Spiking Layer-Adaptive Magnitude-based Pruning
This work addresses energy-efficient deployment of SNNs for edge computing, though it is incremental as it adapts existing pruning methods to temporal dynamics.
The paper tackled the problem of deploying Spiking Neural Networks (SNNs) efficiently by addressing performance degradation from naive pruning, proposing SLAMP, which achieved substantial reductions in connectivity and spiking operations while preserving accuracy on datasets like CIFAR10 and CIFAR10-DVS.

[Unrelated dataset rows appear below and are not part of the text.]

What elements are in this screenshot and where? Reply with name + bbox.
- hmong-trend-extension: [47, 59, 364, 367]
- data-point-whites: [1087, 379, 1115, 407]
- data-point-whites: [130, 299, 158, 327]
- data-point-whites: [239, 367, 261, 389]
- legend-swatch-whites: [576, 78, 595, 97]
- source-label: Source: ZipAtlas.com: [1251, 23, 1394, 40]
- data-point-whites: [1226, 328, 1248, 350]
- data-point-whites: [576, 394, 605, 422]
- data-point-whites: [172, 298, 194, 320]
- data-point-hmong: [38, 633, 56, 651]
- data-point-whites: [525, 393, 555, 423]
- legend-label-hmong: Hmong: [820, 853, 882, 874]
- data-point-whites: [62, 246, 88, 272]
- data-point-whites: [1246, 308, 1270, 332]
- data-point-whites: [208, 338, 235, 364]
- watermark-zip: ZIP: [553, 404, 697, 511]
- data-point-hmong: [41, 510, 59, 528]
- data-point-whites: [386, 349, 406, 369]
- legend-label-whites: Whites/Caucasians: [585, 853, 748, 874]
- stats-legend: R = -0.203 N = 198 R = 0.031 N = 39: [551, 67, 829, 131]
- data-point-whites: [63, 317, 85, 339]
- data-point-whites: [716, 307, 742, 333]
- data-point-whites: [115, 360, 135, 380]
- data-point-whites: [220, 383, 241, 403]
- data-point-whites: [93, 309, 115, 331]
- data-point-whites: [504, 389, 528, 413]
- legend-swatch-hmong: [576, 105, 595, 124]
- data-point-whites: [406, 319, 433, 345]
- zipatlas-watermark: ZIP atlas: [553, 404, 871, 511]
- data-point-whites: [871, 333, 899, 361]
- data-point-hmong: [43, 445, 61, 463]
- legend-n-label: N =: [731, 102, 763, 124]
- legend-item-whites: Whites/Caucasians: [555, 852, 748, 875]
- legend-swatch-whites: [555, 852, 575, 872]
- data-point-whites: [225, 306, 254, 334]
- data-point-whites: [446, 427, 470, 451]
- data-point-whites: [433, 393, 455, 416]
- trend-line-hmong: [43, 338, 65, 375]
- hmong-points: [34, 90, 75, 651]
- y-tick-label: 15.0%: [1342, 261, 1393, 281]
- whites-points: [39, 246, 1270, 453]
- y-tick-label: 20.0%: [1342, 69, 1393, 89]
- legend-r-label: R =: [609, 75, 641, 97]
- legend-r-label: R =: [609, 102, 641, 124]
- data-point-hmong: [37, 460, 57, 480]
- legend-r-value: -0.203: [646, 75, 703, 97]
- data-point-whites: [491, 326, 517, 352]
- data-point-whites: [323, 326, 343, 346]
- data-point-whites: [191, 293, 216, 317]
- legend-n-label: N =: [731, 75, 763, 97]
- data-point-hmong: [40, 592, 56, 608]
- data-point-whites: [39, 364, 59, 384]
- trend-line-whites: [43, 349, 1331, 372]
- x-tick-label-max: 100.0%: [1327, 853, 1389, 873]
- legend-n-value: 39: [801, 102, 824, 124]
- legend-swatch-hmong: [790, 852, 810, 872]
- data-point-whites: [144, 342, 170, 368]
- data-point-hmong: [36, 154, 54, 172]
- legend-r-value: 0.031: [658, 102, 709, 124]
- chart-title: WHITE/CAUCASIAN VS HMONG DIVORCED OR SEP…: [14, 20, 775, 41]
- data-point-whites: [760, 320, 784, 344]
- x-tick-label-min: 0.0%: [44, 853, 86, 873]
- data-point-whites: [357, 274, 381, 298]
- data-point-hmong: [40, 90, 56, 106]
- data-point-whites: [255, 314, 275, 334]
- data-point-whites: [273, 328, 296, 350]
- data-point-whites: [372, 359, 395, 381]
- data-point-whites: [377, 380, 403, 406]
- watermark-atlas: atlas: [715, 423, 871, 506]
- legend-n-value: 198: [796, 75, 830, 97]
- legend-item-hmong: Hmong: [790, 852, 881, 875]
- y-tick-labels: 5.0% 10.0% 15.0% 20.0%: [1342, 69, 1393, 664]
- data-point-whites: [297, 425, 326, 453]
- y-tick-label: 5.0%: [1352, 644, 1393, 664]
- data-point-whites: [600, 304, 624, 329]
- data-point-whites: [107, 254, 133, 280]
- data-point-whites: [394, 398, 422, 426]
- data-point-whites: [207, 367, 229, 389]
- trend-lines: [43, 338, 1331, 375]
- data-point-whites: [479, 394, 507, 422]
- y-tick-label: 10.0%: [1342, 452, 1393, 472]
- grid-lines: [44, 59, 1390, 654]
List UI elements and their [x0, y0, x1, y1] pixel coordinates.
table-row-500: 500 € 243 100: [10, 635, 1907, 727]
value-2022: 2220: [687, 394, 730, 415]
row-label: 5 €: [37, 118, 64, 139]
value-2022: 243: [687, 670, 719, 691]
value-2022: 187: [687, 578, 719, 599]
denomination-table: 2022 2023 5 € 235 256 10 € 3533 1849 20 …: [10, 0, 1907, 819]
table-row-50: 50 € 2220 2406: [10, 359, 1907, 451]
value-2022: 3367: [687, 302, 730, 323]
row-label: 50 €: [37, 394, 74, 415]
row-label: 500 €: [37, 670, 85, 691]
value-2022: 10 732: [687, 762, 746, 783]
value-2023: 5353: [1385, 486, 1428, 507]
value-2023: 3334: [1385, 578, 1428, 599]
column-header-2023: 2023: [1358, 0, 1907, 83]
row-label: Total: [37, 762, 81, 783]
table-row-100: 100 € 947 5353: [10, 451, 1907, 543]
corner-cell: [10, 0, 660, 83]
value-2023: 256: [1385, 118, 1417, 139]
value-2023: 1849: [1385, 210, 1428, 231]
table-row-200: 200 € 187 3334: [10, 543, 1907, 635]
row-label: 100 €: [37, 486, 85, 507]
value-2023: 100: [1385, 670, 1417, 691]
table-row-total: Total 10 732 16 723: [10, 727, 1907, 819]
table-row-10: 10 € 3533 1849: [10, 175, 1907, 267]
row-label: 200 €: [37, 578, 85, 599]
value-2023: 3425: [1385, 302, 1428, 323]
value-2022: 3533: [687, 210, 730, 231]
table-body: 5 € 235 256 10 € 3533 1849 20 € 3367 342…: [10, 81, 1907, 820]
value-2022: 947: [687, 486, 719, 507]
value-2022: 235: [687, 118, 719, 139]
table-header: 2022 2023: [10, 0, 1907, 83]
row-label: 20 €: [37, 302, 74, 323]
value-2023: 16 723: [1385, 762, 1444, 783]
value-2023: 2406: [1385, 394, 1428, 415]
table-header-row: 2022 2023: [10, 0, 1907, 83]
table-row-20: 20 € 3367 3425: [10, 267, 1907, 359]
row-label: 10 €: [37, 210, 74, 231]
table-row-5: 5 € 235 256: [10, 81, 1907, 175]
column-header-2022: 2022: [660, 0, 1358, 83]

Spiking Neural Networks (SNNs) provide energy-efficient computation but their deployment is constrained by dense connectivity and high spiking operation costs. Existing magnitude-based pruning strategies, when naively applied to SNNs, fail to account for temporal accumulation, non-uniform timestep contributions, and membrane stability, often leading to severe performance degradation. This paper proposes Spiking Layer-Adaptive Magnitude-based Pruning (SLAMP), a theory-guided pruning framework that generalizes layer-adaptive magnitude pruning to temporal SNNs by explicitly controlling worst-case output distortion across layers and timesteps. SLAMP formulates sparsity allocation as a temporal distortion-constrained optimization problem, yielding time-aware layer importance scores that reduce to conventional layer-adaptive pruning in single-timestep limit. An efficient two-stage procedure is derived, combining temporal score estimation, global sparsity allocation, and magnitude pruning with retraining for stability recovery. Experiments on CIFAR10, CIFAR100, and the event-based CIFAR10-DVS datasets demonstrate that SLAMP achieves substantial connectivity and spiking operation reductions while preserving accuracy, enabling efficient and deployable SNN inference.